The second big tech policy debate is about the power of the very same companies: Twitter, YouTube (owned by Google’s parent company), Facebook, and a few others. Politicians from both sides of the aisle, academics, and others have expressed their concern that a few companies wield too much power over what gets spoken in (and what gets content-moderated out of) what is often thought of as the “modern public square.” They have also raised questions about the amount of economic power that tech giants control, with concerns about user experiences, competition in advertising markets, potentially anticompetitive mergers, and allegedly collusive behavior.
These two debates are each separately complicated and important, and they are also intrinsically related.

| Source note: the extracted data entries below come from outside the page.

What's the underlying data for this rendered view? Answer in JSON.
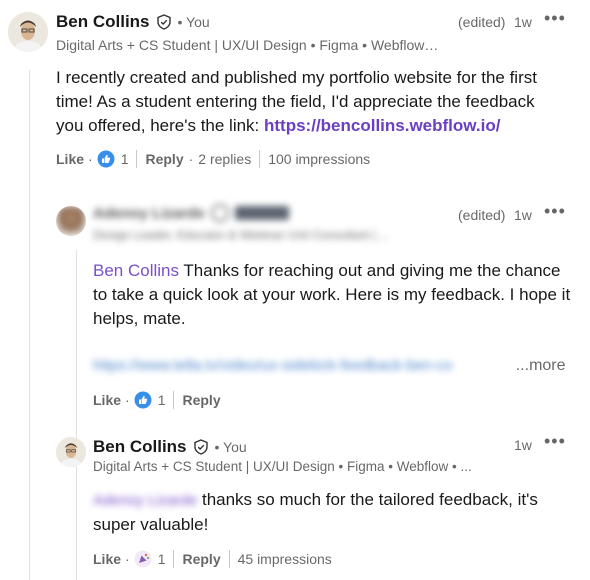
{
  "comment": {
    "author": "Ben Collins",
    "you_label": "• You",
    "edited": "(edited)",
    "time": "1w",
    "headline": "Digital Arts + CS Student | UX/UI Design • Figma • Webflow…",
    "body_text": "I recently created and published my portfolio website for the first time! As a student entering the field, I'd appreciate the feedback you offered, here's the link: ",
    "link": "https://bencollins.webflow.io/",
    "like": "Like",
    "like_count": "1",
    "reply": "Reply",
    "replies": "2 replies",
    "impressions": "100 impressions",
    "more_icon": "more-horizontal-icon"
  },
  "reply1": {
    "author": "Adenoy Lizarde",
    "edited": "(edited)",
    "time": "1w",
    "headline": "Design Leader, Educator & Webinar Unit Consultant | ...",
    "mention": "Ben Collins",
    "body_text": " Thanks for reaching out and giving me the chance to take a quick look at your work. Here is my feedback. I hope it helps, mate.",
    "link": "https://www.tella.tv/video/ux-sidekick-feedback-ben-co",
    "more": "...more",
    "like": "Like",
    "like_count": "1",
    "reply": "Reply"
  },
  "reply2": {
    "author": "Ben Collins",
    "you_label": "• You",
    "time": "1w",
    "headline": "Digital Arts + CS Student | UX/UI Design • Figma • Webflow • ...",
    "mention": "Adenoy Lizarde",
    "body_text": " thanks so much for the tailored feedback, it's super valuable!",
    "like": "Like",
    "like_count": "1",
    "reply": "Reply",
    "impressions": "45 impressions"
  },
  "colors": {
    "link": "#6a3fc1",
    "like_blue": "#0a66c2"
  }
}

If Section 230’s liability shield were repealed or substantially limited, social media providers would soon face lawsuits from people who wanted specific content removed – whether as part of a legitimate legal claim or as a strategy for silencing opposing views. To protect themselves from the risks posed by such lawsuits, these providers would likely take down more content than the law required. Providers could also face lawsuits for their decisions to label or remove users’ content, creating a complex liability calculus for providers considering how best to enforce their content policies and respond to abuse on their services.
And here’s where the competitive issues intersect with the content ones: large social media platforms have the resources to hire lawyers to defend such cases and negotiate with plaintiffs, and to develop moderation systems that aim to sift through user-generated content and remove objectionable material before the threat of a lawsuit emerges. But upstart social media companies are less likely to have the resources to hire those armies of content moderators and lawyers. They likely won’t have the resources to develop and employ automation with appropriate safeguards to prevent bias and disparate impacts on vulnerable users. Smaller providers are far more likely to remove much more content, or be put out of business via litigation. In antitrust terms, the increased threat of liability from limiting or repealing Section 230 will serve as an entry barrier for all types of interactive services.
Section 230 not only protects online content, it protects the competitive opportunities of new online platforms. Thus, if we want to protect opportunities for entrepreneurs to create new entrants to challenge the incumbents, we should include that interest when we talk about the future of Section 230. There may be reforms in Congress that change Section 230 in the years to come, but policymakers should not let new entrants and innovation be collateral damage in those discussions.